Ja, richtig. Nun werden sich aber alle bereits am Markt befindlichen Anbieter fragen müssen, ob ihre Geschäftsmodelle EU-konform sind. Die neuen Regeln sind zwar nicht verpflichtend einzuhalten. Aber die Anbieter werden sich daran messen lassen müssen, um Vertrauen bei den Käufern solcher Zertifikate zu schaffen.
Welche Qualitätskriterien sollen denn zertifizierbare Aktivitäten erfüllen?
Die EU zielt auf hochwertige Kohlenstoffentnahmen ab, die nach vier Qualitätskriterien bewertet werden sollen: Quantität, Zusätzlichkeit, Langfristigkeit und ökologische Nachhaltigkeit.
Das klingt ambitioniert. Wie will man das erreichen?
Das ist leider noch nicht ganz klar. Bisher handelt es sich tatsächlich erst einmal um einen groben Rahmen, und die Details müssen noch ausgearbeitet werden. Es ist vorgesehen, eine sogenannte »standardisierte Baseline«, festzulegen. Dieses Basisszenario soll dann als Bewertungsmaßstab für entsprechende Maßnahmen herangezogen werden. Es soll lokale Boden- und Klimabedingungen und auch die lokale landwirtschaftliche Praxis abbilden. Konkreter wird es in dem Papier bis dato leider nicht. Aber Fakt ist, dass an dieser Basis alles hängt und sie deshalb gut gemacht werden muss.

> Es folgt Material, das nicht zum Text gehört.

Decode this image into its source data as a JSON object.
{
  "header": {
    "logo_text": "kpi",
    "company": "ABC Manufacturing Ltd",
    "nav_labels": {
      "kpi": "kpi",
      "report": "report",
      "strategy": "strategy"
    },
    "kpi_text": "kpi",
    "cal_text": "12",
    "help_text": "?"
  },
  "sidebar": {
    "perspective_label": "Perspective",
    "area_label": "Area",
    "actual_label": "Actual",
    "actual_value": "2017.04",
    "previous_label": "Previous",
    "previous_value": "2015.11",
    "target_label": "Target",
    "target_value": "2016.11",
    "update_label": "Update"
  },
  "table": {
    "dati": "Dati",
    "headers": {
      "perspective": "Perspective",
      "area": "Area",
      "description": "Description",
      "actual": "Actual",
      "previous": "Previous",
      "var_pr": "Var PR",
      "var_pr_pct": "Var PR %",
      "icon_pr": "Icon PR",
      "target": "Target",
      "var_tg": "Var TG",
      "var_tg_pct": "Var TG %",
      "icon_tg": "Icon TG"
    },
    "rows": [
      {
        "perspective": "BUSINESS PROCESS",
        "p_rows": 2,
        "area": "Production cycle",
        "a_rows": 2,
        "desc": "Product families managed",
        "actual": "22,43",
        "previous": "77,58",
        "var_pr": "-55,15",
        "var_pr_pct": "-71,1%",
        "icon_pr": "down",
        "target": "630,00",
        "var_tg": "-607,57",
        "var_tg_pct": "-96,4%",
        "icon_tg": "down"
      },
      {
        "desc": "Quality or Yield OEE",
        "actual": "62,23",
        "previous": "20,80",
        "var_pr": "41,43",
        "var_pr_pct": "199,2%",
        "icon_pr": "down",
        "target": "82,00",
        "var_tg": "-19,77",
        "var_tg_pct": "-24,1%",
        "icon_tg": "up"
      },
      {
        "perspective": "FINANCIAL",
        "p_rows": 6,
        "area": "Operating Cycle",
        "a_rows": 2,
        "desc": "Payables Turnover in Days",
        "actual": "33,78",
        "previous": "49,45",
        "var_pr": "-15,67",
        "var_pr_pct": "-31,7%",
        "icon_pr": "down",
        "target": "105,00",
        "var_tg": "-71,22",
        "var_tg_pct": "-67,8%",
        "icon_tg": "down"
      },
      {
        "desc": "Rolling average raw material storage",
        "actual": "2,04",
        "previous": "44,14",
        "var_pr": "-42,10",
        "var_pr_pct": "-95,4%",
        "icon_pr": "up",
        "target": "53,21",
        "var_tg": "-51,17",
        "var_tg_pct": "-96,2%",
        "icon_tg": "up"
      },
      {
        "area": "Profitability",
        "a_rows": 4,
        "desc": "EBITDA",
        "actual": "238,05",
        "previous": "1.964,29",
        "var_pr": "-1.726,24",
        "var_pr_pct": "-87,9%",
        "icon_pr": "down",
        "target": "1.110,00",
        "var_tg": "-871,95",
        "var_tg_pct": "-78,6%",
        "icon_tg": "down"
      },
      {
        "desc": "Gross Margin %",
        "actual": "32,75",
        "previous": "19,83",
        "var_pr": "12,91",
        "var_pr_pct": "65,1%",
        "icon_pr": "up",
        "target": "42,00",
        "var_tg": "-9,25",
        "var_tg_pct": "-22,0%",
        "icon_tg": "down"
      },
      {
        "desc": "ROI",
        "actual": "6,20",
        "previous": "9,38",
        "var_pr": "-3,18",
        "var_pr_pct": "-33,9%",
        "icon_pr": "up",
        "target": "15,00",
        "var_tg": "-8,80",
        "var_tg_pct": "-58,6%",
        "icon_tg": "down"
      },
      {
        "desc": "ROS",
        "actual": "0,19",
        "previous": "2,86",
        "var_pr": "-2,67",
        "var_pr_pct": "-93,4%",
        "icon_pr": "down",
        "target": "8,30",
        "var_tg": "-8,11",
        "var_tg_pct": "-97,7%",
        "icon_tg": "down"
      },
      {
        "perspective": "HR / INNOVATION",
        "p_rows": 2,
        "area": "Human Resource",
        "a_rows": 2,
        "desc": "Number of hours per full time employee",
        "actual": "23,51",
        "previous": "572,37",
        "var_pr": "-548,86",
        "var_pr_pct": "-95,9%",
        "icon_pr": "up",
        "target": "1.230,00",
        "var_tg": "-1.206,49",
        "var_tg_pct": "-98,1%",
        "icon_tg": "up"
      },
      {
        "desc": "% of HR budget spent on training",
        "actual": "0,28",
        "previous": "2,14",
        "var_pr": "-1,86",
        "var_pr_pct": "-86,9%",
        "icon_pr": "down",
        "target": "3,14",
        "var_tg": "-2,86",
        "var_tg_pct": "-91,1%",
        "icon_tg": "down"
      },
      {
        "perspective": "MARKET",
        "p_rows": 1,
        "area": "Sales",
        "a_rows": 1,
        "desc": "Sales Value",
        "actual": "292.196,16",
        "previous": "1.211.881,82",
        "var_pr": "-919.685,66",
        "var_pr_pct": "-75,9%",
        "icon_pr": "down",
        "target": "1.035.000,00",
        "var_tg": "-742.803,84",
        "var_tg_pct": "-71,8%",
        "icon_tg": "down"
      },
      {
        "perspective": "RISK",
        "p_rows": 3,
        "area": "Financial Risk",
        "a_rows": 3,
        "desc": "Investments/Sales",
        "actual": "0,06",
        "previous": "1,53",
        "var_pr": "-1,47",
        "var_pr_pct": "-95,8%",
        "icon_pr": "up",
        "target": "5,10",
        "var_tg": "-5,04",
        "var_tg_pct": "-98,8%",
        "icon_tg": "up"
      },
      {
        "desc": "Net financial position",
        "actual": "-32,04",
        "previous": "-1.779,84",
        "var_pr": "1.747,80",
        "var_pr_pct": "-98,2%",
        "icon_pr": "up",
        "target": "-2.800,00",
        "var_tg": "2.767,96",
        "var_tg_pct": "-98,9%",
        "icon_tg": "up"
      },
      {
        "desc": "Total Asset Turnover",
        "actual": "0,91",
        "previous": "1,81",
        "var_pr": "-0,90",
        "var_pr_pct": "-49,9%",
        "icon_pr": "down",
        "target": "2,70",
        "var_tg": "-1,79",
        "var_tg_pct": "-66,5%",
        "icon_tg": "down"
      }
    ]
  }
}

Wer wird diese Basis festlegen?
Es gibt zwei EU-Projekte, für die in den kommenden vier Jahren 23 Mio. € vorgesehen sind. In dem Rahmen soll das entwickelt werden – hauptsächlich von Akteuren aus der Wissenschaft. Auch wir werden versuchen, uns in die Diskussion einzubringen.
Und wie soll sichergestellt werden, dass ein und dieselbe Maßnahme nicht doppelt zertifiziert wird?

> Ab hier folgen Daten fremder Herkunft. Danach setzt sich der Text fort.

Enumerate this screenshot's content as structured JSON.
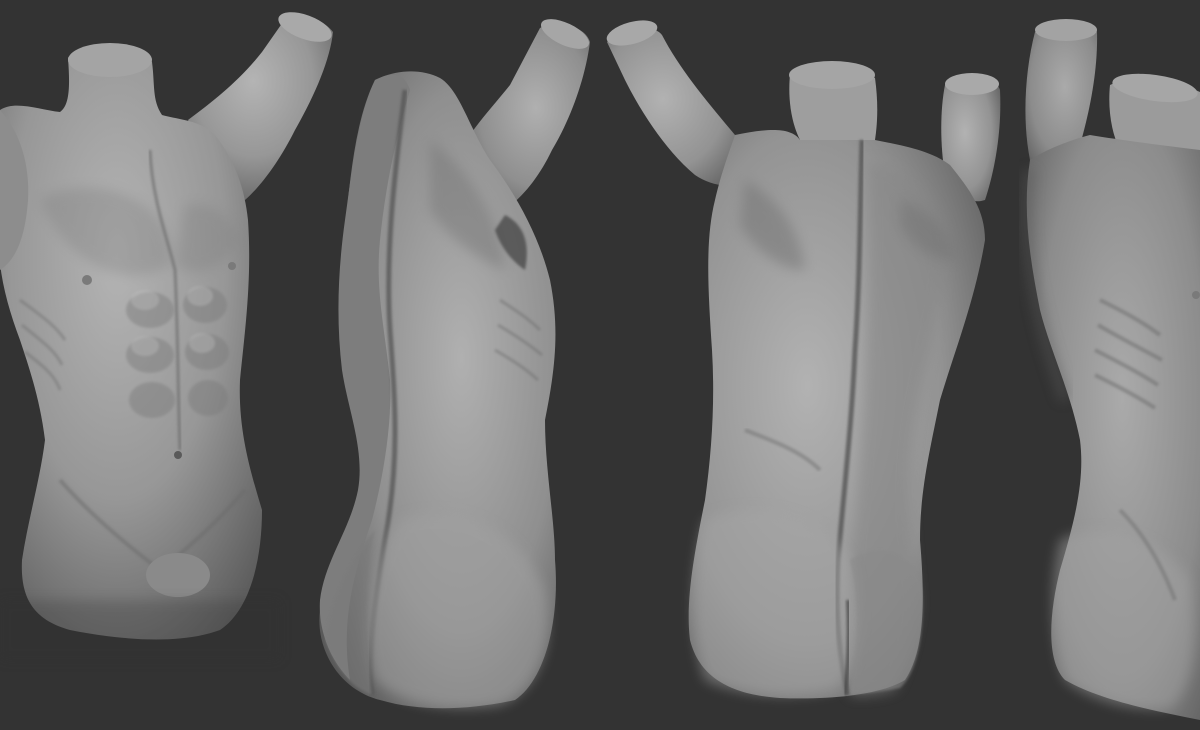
{
  "scene": {
    "background_color": "#333333",
    "material_color": "#9a9a9a",
    "views": [
      {
        "name": "front-three-quarter-view"
      },
      {
        "name": "left-back-three-quarter-view"
      },
      {
        "name": "right-back-three-quarter-view"
      },
      {
        "name": "side-view-cropped"
      }
    ]
  }
}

Dafür hat die EU ein Register vorgesehen, in das die Anbieter jedes gehandelte CO2-Zertifikat eintragen müssen. Auch dieses Register soll innerhalb der nächsten vier Jahre etabliert werden.
Warum sollten die Landwirte beim CO2-Zertifikatehandel mitmachen?
Egal ob Banken oder der Lebensmittelsektor – der Druck auf die landwirtschaftlichen Betriebe, umfassende Treibhausgasbilanzen vorzuweisen, steigt von allen Seiten. Der Zertifikatehandel bietet ihnen die Chance, Klimaschutzmaßnahmen nicht nur umsetzen
zu müssen, sondern damit auch Geld zu verdienen. Dennoch ist und bleibt es ein freiwilliger Markt.